By Abdul Quayyum Khan Kundi
Before assessing today’s geopolitical turbulence, it is essential to revisit the foundational sources of power and the hierarchy they create in the international system.
Geopolitical power rests on three principal pillars: diplomatic reach and alliance-building capacity; military capability; and the size, productivity, and innovative strength of an economy. Mere economic output is insufficient—efficiency, technological advancement, and institutional resilience matter just as much.
Based on these criteria, states can be broadly categorized into three tiers. At the top are superpowers, possessing global reach and the ability to shape international outcomes across regions. Below them are bridge or regional powers, which exert decisive influence within their neighborhoods and often act as intermediaries between major powers. At the base are satellite states, which lack independent leverage and align themselves with stronger actors to ensure security and relevance.
At present, only two countries qualify as true superpowers: the United States and China. A second tier of influential regional powers includes Russia, Brazil, South Africa, Turkey, Iran, and Germany. Most other states operate within the gravitational pull of these actors. What makes the current moment historically significant is that several middle powers now possess the potential—under the right conditions—to evolve into future superpowers. Among the most notable contenders are Turkey, Brazil, and Germany.
This evolving dynamic was evident as early as 2018, when the competition between Turkey and Iran for regional influence became increasingly pronounced. While Saudi Arabia has often been considered part of this contest, its limited diplomatic depth and constrained military autonomy have prevented it from matching the strategic sophistication of Ankara or Tehran. Between Turkey and Iran, Turkey has consistently held structural advantages: a diversified economy, long-standing relations with Western institutions, extensive historical familiarity with the Middle East, and a capacity to mobilize popular sentiment across the Muslim world.
Over the past decade, these advantages have translated into tangible outcomes. Turkey has steadily expanded its regional footprint while Iran’s influence has come under sustained pressure. In Syria, Ankara has effectively marginalized the Iranian-aligned Assad regime in key areas and supported political arrangements aligned with Turkish interests. In Lebanon, Iranian leverage through Hezbollah has weakened amid sustained American and Israeli pressure. In the South Caucasus, Turkey played a decisive role in Azerbaijan’s success against Russian-backed Armenia, reshaping the balance of power in the region and resolving the long-standing Nagorno-Karabakh conflict.

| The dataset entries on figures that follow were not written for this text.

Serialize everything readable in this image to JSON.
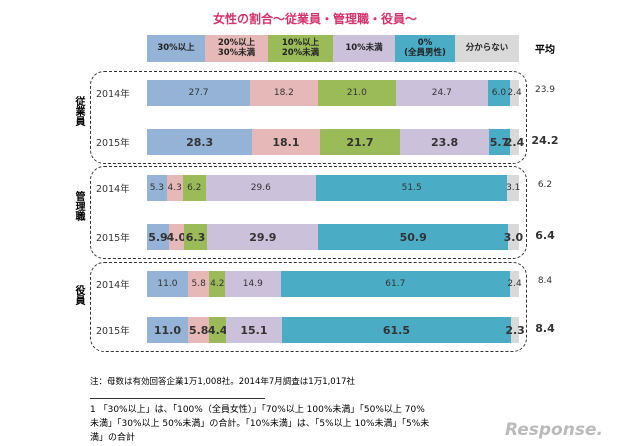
{
  "chart_data": {
    "type": "stacked-bar-horizontal",
    "title": "女性の割合～従業員・管理職・役員～",
    "average_header": "平均",
    "groups": [
      "従業員",
      "管理職",
      "役員"
    ],
    "categories": [
      "2014年",
      "2015年",
      "2014年",
      "2015年",
      "2014年",
      "2015年"
    ],
    "xlim": [
      0,
      100
    ],
    "series": [
      {
        "name": "30%以上",
        "color": "#95b3d7",
        "values": [
          27.7,
          28.3,
          5.3,
          5.9,
          11.0,
          11.0
        ],
        "value_labels": [
          "27.7",
          "28.3",
          "5.3",
          "5.9",
          "11.0",
          "11.0"
        ]
      },
      {
        "name": "20%以上\n30%未満",
        "color": "#e6b9b8",
        "values": [
          18.2,
          18.1,
          4.3,
          4.0,
          5.8,
          5.8
        ],
        "value_labels": [
          "18.2",
          "18.1",
          "4.3",
          "4.0",
          "5.8",
          "5.8"
        ]
      },
      {
        "name": "10%以上\n20%未満",
        "color": "#9bbb59",
        "values": [
          21.0,
          21.7,
          6.2,
          6.3,
          4.2,
          4.4
        ],
        "value_labels": [
          "21.0",
          "21.7",
          "6.2",
          "6.3",
          "4.2",
          "4.4"
        ]
      },
      {
        "name": "10%未満",
        "color": "#ccc1da",
        "values": [
          24.7,
          23.8,
          29.6,
          29.9,
          14.9,
          15.1
        ],
        "value_labels": [
          "24.7",
          "23.8",
          "29.6",
          "29.9",
          "14.9",
          "15.1"
        ]
      },
      {
        "name": "0%\n(全員男性)",
        "color": "#4bacc6",
        "values": [
          6.0,
          5.7,
          51.5,
          50.9,
          61.7,
          61.5
        ],
        "value_labels": [
          "6.0",
          "5.7",
          "51.5",
          "50.9",
          "61.7",
          "61.5"
        ]
      },
      {
        "name": "分からない",
        "color": "#d9d9d9",
        "values": [
          2.4,
          2.4,
          3.1,
          3.0,
          2.4,
          2.3
        ],
        "value_labels": [
          "2.4",
          "2.4",
          "3.1",
          "3.0",
          "2.4",
          "2.3"
        ]
      }
    ],
    "averages": [
      23.9,
      24.2,
      6.2,
      6.4,
      8.4,
      8.4
    ],
    "average_labels": [
      "23.9",
      "24.2",
      "6.2",
      "6.4",
      "8.4",
      "8.4"
    ],
    "note": "注：母数は有効回答企業1万1,008社。2014年7月調査は1万1,017社",
    "footnote": "1 「30%以上」は、「100%（全員女性）」「70%以上 100%未満」「50%以上 70%未満」「30%以上 50%未満」の合計。「10%未満」は、「5%以上 10%未満」「5%未満」の合計",
    "watermark": "Response."
  }
}
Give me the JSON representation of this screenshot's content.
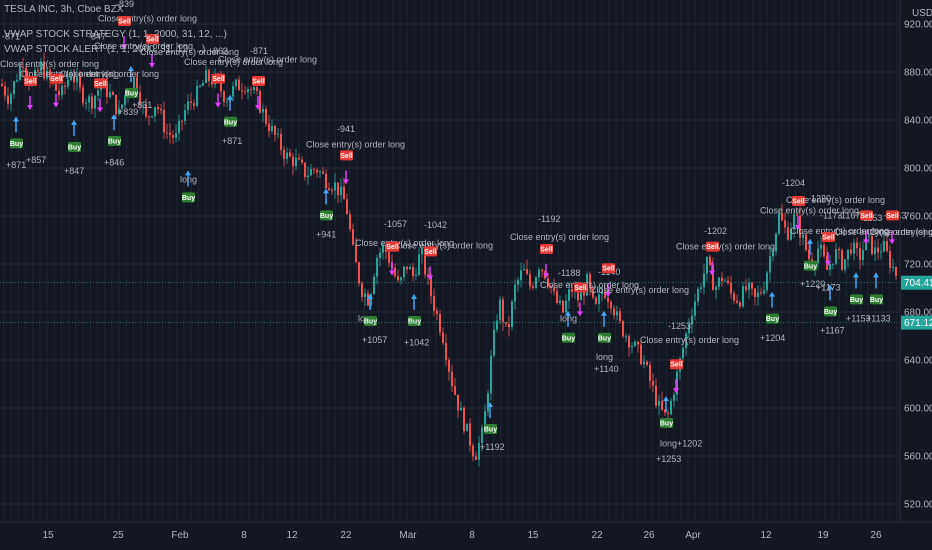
{
  "header": {
    "symbol_line": "TESLA INC, 3h, Cboe BZX",
    "strategy_line": "VWAP STOCK STRATEGY (1, 1, 2000, 31, 12, ...)",
    "alert_line": "VWAP STOCK ALERT (1, 1, 2000, 31, 12, ...)",
    "currency": "USD"
  },
  "colors": {
    "background": "#131722",
    "up": "#26a69a",
    "down": "#ef5350",
    "buy": "#2e7d32",
    "sell": "#e53935",
    "marker": "#e040fb",
    "arrow": "#42a5f5",
    "price_tag": "#26a69a"
  },
  "chart_data": {
    "type": "candlestick",
    "y_ticks": [
      "920.00",
      "880.00",
      "840.00",
      "800.00",
      "760.00",
      "720.00",
      "680.00",
      "640.00",
      "600.00",
      "560.00",
      "520.00"
    ],
    "ylim": [
      505,
      940
    ],
    "x_ticks": [
      "15",
      "25",
      "Feb",
      "8",
      "12",
      "22",
      "Mar",
      "8",
      "15",
      "22",
      "26",
      "Apr",
      "12",
      "19",
      "26"
    ],
    "price_tags": [
      {
        "value": 704.41,
        "label": "704.41"
      },
      {
        "value": 671.12,
        "label": "671.12"
      }
    ],
    "path": [
      [
        0,
        870
      ],
      [
        8,
        858
      ],
      [
        15,
        875
      ],
      [
        22,
        890
      ],
      [
        30,
        868
      ],
      [
        40,
        885
      ],
      [
        50,
        870
      ],
      [
        60,
        860
      ],
      [
        70,
        880
      ],
      [
        80,
        862
      ],
      [
        90,
        855
      ],
      [
        100,
        870
      ],
      [
        110,
        860
      ],
      [
        118,
        845
      ],
      [
        126,
        866
      ],
      [
        134,
        875
      ],
      [
        145,
        840
      ],
      [
        155,
        855
      ],
      [
        165,
        830
      ],
      [
        175,
        825
      ],
      [
        185,
        850
      ],
      [
        195,
        860
      ],
      [
        205,
        875
      ],
      [
        215,
        872
      ],
      [
        225,
        858
      ],
      [
        235,
        868
      ],
      [
        245,
        870
      ],
      [
        255,
        860
      ],
      [
        265,
        840
      ],
      [
        275,
        825
      ],
      [
        285,
        810
      ],
      [
        295,
        805
      ],
      [
        305,
        795
      ],
      [
        315,
        800
      ],
      [
        325,
        790
      ],
      [
        335,
        785
      ],
      [
        345,
        770
      ],
      [
        352,
        730
      ],
      [
        360,
        700
      ],
      [
        368,
        690
      ],
      [
        375,
        725
      ],
      [
        383,
        735
      ],
      [
        390,
        720
      ],
      [
        398,
        700
      ],
      [
        405,
        720
      ],
      [
        412,
        710
      ],
      [
        420,
        730
      ],
      [
        428,
        700
      ],
      [
        435,
        680
      ],
      [
        442,
        660
      ],
      [
        450,
        625
      ],
      [
        458,
        600
      ],
      [
        466,
        580
      ],
      [
        474,
        560
      ],
      [
        482,
        580
      ],
      [
        490,
        640
      ],
      [
        498,
        690
      ],
      [
        506,
        660
      ],
      [
        514,
        700
      ],
      [
        522,
        715
      ],
      [
        530,
        700
      ],
      [
        538,
        720
      ],
      [
        546,
        710
      ],
      [
        554,
        690
      ],
      [
        562,
        680
      ],
      [
        570,
        700
      ],
      [
        578,
        690
      ],
      [
        586,
        705
      ],
      [
        594,
        680
      ],
      [
        602,
        700
      ],
      [
        610,
        690
      ],
      [
        618,
        670
      ],
      [
        626,
        660
      ],
      [
        634,
        650
      ],
      [
        642,
        640
      ],
      [
        650,
        620
      ],
      [
        658,
        600
      ],
      [
        666,
        590
      ],
      [
        674,
        620
      ],
      [
        682,
        650
      ],
      [
        690,
        680
      ],
      [
        698,
        700
      ],
      [
        706,
        720
      ],
      [
        714,
        700
      ],
      [
        722,
        710
      ],
      [
        730,
        695
      ],
      [
        738,
        690
      ],
      [
        746,
        700
      ],
      [
        754,
        690
      ],
      [
        762,
        700
      ],
      [
        770,
        730
      ],
      [
        778,
        760
      ],
      [
        786,
        745
      ],
      [
        794,
        760
      ],
      [
        802,
        740
      ],
      [
        810,
        720
      ],
      [
        818,
        735
      ],
      [
        826,
        715
      ],
      [
        834,
        730
      ],
      [
        842,
        720
      ],
      [
        850,
        735
      ],
      [
        858,
        725
      ],
      [
        866,
        740
      ],
      [
        874,
        730
      ],
      [
        882,
        735
      ],
      [
        890,
        720
      ],
      [
        900,
        704
      ]
    ],
    "annotations": [
      {
        "x": 2,
        "y": 907,
        "text": "-871"
      },
      {
        "x": 0,
        "y": 884,
        "text": "Close entry(s) order long"
      },
      {
        "x": 20,
        "y": 876,
        "text": "Close entry(s) order long"
      },
      {
        "x": 60,
        "y": 876,
        "text": "Close entry(s) order long"
      },
      {
        "x": 88,
        "y": 907,
        "text": "-847"
      },
      {
        "x": 98,
        "y": 922,
        "text": "Close entry(s) order long"
      },
      {
        "x": 116,
        "y": 934,
        "text": "-839"
      },
      {
        "x": 96,
        "y": 952,
        "text": "Close entry(s) order long"
      },
      {
        "x": 94,
        "y": 899,
        "text": "Close entry(s) order long"
      },
      {
        "x": 140,
        "y": 894,
        "text": "Close entry(s) order long"
      },
      {
        "x": 210,
        "y": 895,
        "text": "-863"
      },
      {
        "x": 250,
        "y": 895,
        "text": "-871"
      },
      {
        "x": 184,
        "y": 886,
        "text": "Close entry(s) order long"
      },
      {
        "x": 218,
        "y": 888,
        "text": "Close entry(s) order long"
      },
      {
        "x": 337,
        "y": 830,
        "text": "-941"
      },
      {
        "x": 306,
        "y": 817,
        "text": "Close entry(s) order long"
      },
      {
        "x": 384,
        "y": 751,
        "text": "-1057"
      },
      {
        "x": 424,
        "y": 750,
        "text": "-1042"
      },
      {
        "x": 355,
        "y": 735,
        "text": "Close entry(s) order long"
      },
      {
        "x": 394,
        "y": 733,
        "text": "Close entry(s) order long"
      },
      {
        "x": 538,
        "y": 755,
        "text": "-1192"
      },
      {
        "x": 510,
        "y": 740,
        "text": "Close entry(s) order long"
      },
      {
        "x": 558,
        "y": 710,
        "text": "-1188"
      },
      {
        "x": 598,
        "y": 711,
        "text": "-1140"
      },
      {
        "x": 540,
        "y": 700,
        "text": "Close entry(s) order long"
      },
      {
        "x": 590,
        "y": 696,
        "text": "Close entry(s) order long"
      },
      {
        "x": 704,
        "y": 745,
        "text": "-1202"
      },
      {
        "x": 676,
        "y": 732,
        "text": "Close entry(s) order long"
      },
      {
        "x": 668,
        "y": 666,
        "text": "-1253"
      },
      {
        "x": 640,
        "y": 654,
        "text": "Close entry(s) order long"
      },
      {
        "x": 782,
        "y": 785,
        "text": "-1204"
      },
      {
        "x": 786,
        "y": 771,
        "text": "Close entry(s) order long"
      },
      {
        "x": 760,
        "y": 762,
        "text": "Close entry(s) order long"
      },
      {
        "x": 808,
        "y": 772,
        "text": "-1220"
      },
      {
        "x": 820,
        "y": 758,
        "text": "-1173"
      },
      {
        "x": 838,
        "y": 758,
        "text": "-1167"
      },
      {
        "x": 860,
        "y": 756,
        "text": "-1153"
      },
      {
        "x": 884,
        "y": 758,
        "text": "-1133"
      },
      {
        "x": 790,
        "y": 745,
        "text": "Close entry(s) order long"
      },
      {
        "x": 834,
        "y": 744,
        "text": "Close entry(s) order long"
      },
      {
        "x": 870,
        "y": 744,
        "text": "Close entry(s) order long"
      },
      {
        "x": 6,
        "y": 800,
        "text": "+871"
      },
      {
        "x": 26,
        "y": 804,
        "text": "+857"
      },
      {
        "x": 64,
        "y": 795,
        "text": "+847"
      },
      {
        "x": 104,
        "y": 802,
        "text": "+846"
      },
      {
        "x": 118,
        "y": 844,
        "text": "+839"
      },
      {
        "x": 132,
        "y": 850,
        "text": "+831"
      },
      {
        "x": 222,
        "y": 820,
        "text": "+871"
      },
      {
        "x": 180,
        "y": 788,
        "text": "long"
      },
      {
        "x": 316,
        "y": 742,
        "text": "+941"
      },
      {
        "x": 362,
        "y": 654,
        "text": "+1057"
      },
      {
        "x": 404,
        "y": 652,
        "text": "+1042"
      },
      {
        "x": 358,
        "y": 672,
        "text": "long"
      },
      {
        "x": 480,
        "y": 565,
        "text": "+1192"
      },
      {
        "x": 560,
        "y": 672,
        "text": "long"
      },
      {
        "x": 594,
        "y": 630,
        "text": "+1140"
      },
      {
        "x": 596,
        "y": 640,
        "text": "long"
      },
      {
        "x": 656,
        "y": 555,
        "text": "+1253"
      },
      {
        "x": 660,
        "y": 568,
        "text": "long+1202"
      },
      {
        "x": 760,
        "y": 656,
        "text": "+1204"
      },
      {
        "x": 800,
        "y": 701,
        "text": "+1220"
      },
      {
        "x": 820,
        "y": 662,
        "text": "+1167"
      },
      {
        "x": 816,
        "y": 698,
        "text": "+1173"
      },
      {
        "x": 846,
        "y": 672,
        "text": "+1153"
      },
      {
        "x": 866,
        "y": 672,
        "text": "+1133"
      }
    ],
    "buy_badges": [
      {
        "x": 10,
        "y": 818,
        "text": "Buy"
      },
      {
        "x": 68,
        "y": 815,
        "text": "Buy"
      },
      {
        "x": 108,
        "y": 820,
        "text": "Buy"
      },
      {
        "x": 125,
        "y": 860,
        "text": "Buy"
      },
      {
        "x": 224,
        "y": 836,
        "text": "Buy"
      },
      {
        "x": 182,
        "y": 773,
        "text": "Buy"
      },
      {
        "x": 320,
        "y": 758,
        "text": "Buy"
      },
      {
        "x": 364,
        "y": 670,
        "text": "Buy"
      },
      {
        "x": 408,
        "y": 670,
        "text": "Buy"
      },
      {
        "x": 484,
        "y": 580,
        "text": "Buy"
      },
      {
        "x": 562,
        "y": 656,
        "text": "Buy"
      },
      {
        "x": 598,
        "y": 656,
        "text": "Buy"
      },
      {
        "x": 660,
        "y": 585,
        "text": "Buy"
      },
      {
        "x": 766,
        "y": 672,
        "text": "Buy"
      },
      {
        "x": 804,
        "y": 716,
        "text": "Buy"
      },
      {
        "x": 824,
        "y": 678,
        "text": "Buy"
      },
      {
        "x": 850,
        "y": 688,
        "text": "Buy"
      },
      {
        "x": 870,
        "y": 688,
        "text": "Buy"
      }
    ],
    "sell_badges": [
      {
        "x": 24,
        "y": 870,
        "text": "Sell"
      },
      {
        "x": 50,
        "y": 872,
        "text": "Sell"
      },
      {
        "x": 94,
        "y": 868,
        "text": "Sell"
      },
      {
        "x": 118,
        "y": 920,
        "text": "Sell"
      },
      {
        "x": 146,
        "y": 905,
        "text": "Sell"
      },
      {
        "x": 212,
        "y": 872,
        "text": "Sell"
      },
      {
        "x": 252,
        "y": 870,
        "text": "Sell"
      },
      {
        "x": 340,
        "y": 808,
        "text": "Sell"
      },
      {
        "x": 386,
        "y": 732,
        "text": "Sell"
      },
      {
        "x": 424,
        "y": 728,
        "text": "Sell"
      },
      {
        "x": 540,
        "y": 730,
        "text": "Sell"
      },
      {
        "x": 574,
        "y": 698,
        "text": "Sell"
      },
      {
        "x": 602,
        "y": 714,
        "text": "Sell"
      },
      {
        "x": 706,
        "y": 732,
        "text": "Sell"
      },
      {
        "x": 670,
        "y": 634,
        "text": "Sell"
      },
      {
        "x": 792,
        "y": 770,
        "text": "Sell"
      },
      {
        "x": 822,
        "y": 740,
        "text": "Sell"
      },
      {
        "x": 860,
        "y": 758,
        "text": "Sell"
      },
      {
        "x": 886,
        "y": 758,
        "text": "Sell"
      }
    ]
  }
}
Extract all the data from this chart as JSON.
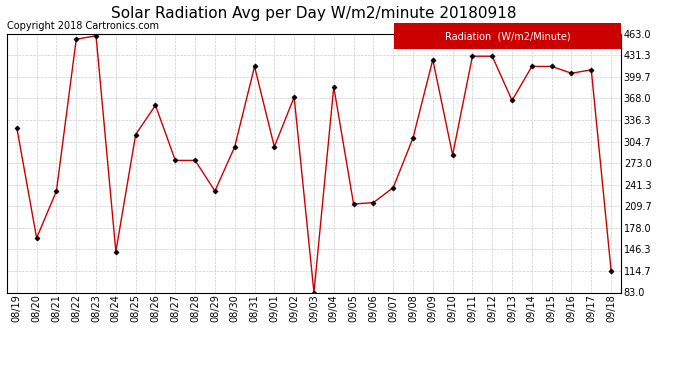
{
  "title": "Solar Radiation Avg per Day W/m2/minute 20180918",
  "copyright": "Copyright 2018 Cartronics.com",
  "legend_label": "Radiation  (W/m2/Minute)",
  "dates": [
    "08/19",
    "08/20",
    "08/21",
    "08/22",
    "08/23",
    "08/24",
    "08/25",
    "08/26",
    "08/27",
    "08/28",
    "08/29",
    "08/30",
    "08/31",
    "09/01",
    "09/02",
    "09/03",
    "09/04",
    "09/05",
    "09/06",
    "09/07",
    "09/08",
    "09/09",
    "09/10",
    "09/11",
    "09/12",
    "09/13",
    "09/14",
    "09/15",
    "09/16",
    "09/17",
    "09/18"
  ],
  "values": [
    325,
    163,
    232,
    455,
    460,
    143,
    315,
    358,
    277,
    277,
    232,
    297,
    415,
    297,
    370,
    83,
    385,
    213,
    215,
    237,
    310,
    425,
    285,
    430,
    430,
    365,
    415,
    415,
    405,
    410,
    115
  ],
  "line_color": "#cc0000",
  "marker": "D",
  "marker_size": 2.5,
  "marker_color": "#000000",
  "background_color": "#ffffff",
  "grid_color": "#cccccc",
  "ylim": [
    83.0,
    463.0
  ],
  "yticks": [
    83.0,
    114.7,
    146.3,
    178.0,
    209.7,
    241.3,
    273.0,
    304.7,
    336.3,
    368.0,
    399.7,
    431.3,
    463.0
  ],
  "legend_bg": "#cc0000",
  "legend_text_color": "#ffffff",
  "title_fontsize": 11,
  "copyright_fontsize": 7,
  "tick_fontsize": 7,
  "legend_fontsize": 7
}
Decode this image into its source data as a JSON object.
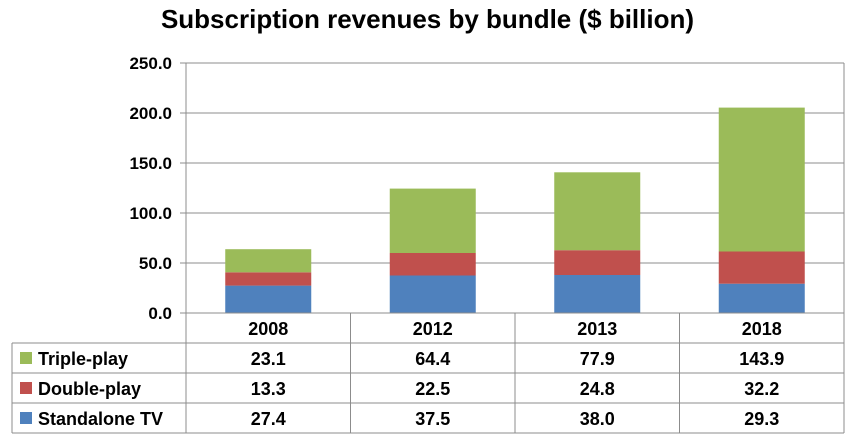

Iraq remains the final arena where Iran retains significant influence, though even there its position appears increasingly fragile. Notably, Turkey has achieved these gains without provoking direct confrontation with Iran, maintaining a pragmatic and largely stable bilateral relationship that has endured, with interruptions, for more than three centuries.
Turkey’s ambitions, however, extend beyond incremental regional influence. The country increasingly views itself as a civilizational power with historical continuity stretching back to the Ottoman era. Just as President Vladimir Putin has drawn on Russia’s imperial past to frame Moscow’s global role, President Recep Tayyip Erdoğan has invoked Ottoman history to legitimize Turkey’s renewed strategic assertiveness. The central uncertainty lies not in Turkey’s trajectory, but in succession: whether this vision can be institutionalized and sustained beyond Erdoğan’s tenure.
Saudi Arabia, by contrast, presents a different picture. Despite immense financial resources and an energetic young leadership, the kingdom has struggled to translate wealth into coherent regional strategy. Its foreign policy often appears reactive rather than disciplined, and its multiple defense partnerships—ranging from Pakistan to Egypt and Somalia—suggest breadth without focus. Moreover, the strategic centrality of oil has diminished in global markets, reducing Riyadh’s traditional leverage.
The kingdom has also been unable to consolidate leadership within the Gulf. The United Arab Emirates now competes directly with Saudi Arabia across several theaters, including Yemen, Sudan, Libya, and the Horn of Africa, while Qatar has positioned itself as a diplomatic intermediary, hosting negotiations and peace talks in a role reminiscent of Switzerland’s traditional neutrality.
Meanwhile, the two existing superpowers face profound internal constraints. The United States continues to grapple with deep political polarization, placing strain on democratic norms and encouraging a more inward-looking posture. China, although economically formidable, confronts demographic decline and the limitations of a closed political system that complicates alliance-building. President Xi Jinping’s decision to dismantle established succession norms has further introduced uncertainty into China’s long-term strategic outlook.
As a new global order gradually takes shape, the coming quarter century will be decisive. Power will not shift overnight, but the foundations are already being laid. Whether Turkey, Brazil, or Germany can ultimately transcend regional status and attain superpower standing will depend on leadership continuity, economic resilience, institutional strength, and the ability to inspire durable partnerships.
What is clear is that the era of unchallenged dominance is fading. The future will be defined not by a single hegemon, but by a more complex and competitive distribution of power—one in which agile middle powers may play a far greater role than ever before.